Es ist ruhiger, du weißt nicht mehr wo du bist- egal. Warum sind die Blätter der Bäume und Sträucher eigentlich grau?
Die Sonne zeigt ihre ersten Strahlen, Vögel zwitschern, Tauben fangen an zu gurren. Du willst nach hause.
Ein Spatz setzt sich keck auf eine Mauer, zwitschert. Doch das Schöne wird übertönt, ein Krankenwagen fährt mit Sirene und Blaulicht in die Einfahrt des Krankenhauses, vor dem du stehst.
Ein paar Meter weiter siehst Du einen seltsamen Kasten, mit Licht und allem möglichen Tamtam.
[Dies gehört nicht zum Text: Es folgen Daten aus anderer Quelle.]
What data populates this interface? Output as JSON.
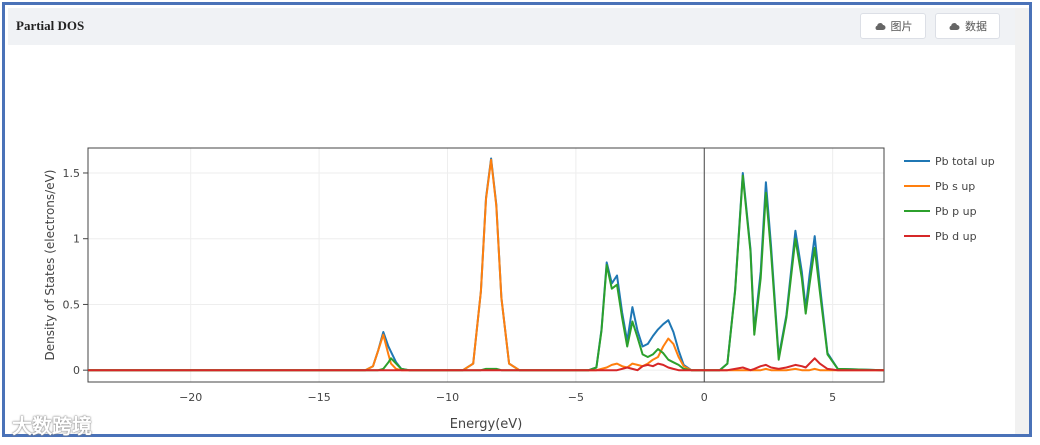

Babyklappe. Schon mal in der Zeitung davon gelesen- so was gibt’s also wirklich. Ob eins drin liegt? Da kommt eine Krankenschwester, du haust ab.
Du willst nach hause, dein Auto ist unauffindbar, wenn Du Leute fragst, lachen sie über dich, wie du aussiehst, oder fragen, ob du Zigaretten hast. Spielplätze gibt es überall, keine Orientierung.
Die Stadt wird ruhiger, die Hauptstraße ist leer. Die Uhr sagt dir, dass es 6.47 Uhr ist. Dort steht dein Auto.
Ein grüner Zettel schmückt deine Autoscheibe. Du siehst hinauf in den Morgenhimmel und willst schreien, aber nicht so, wie die Hochhäuser, sondern voller Wut: Staaaadt!!!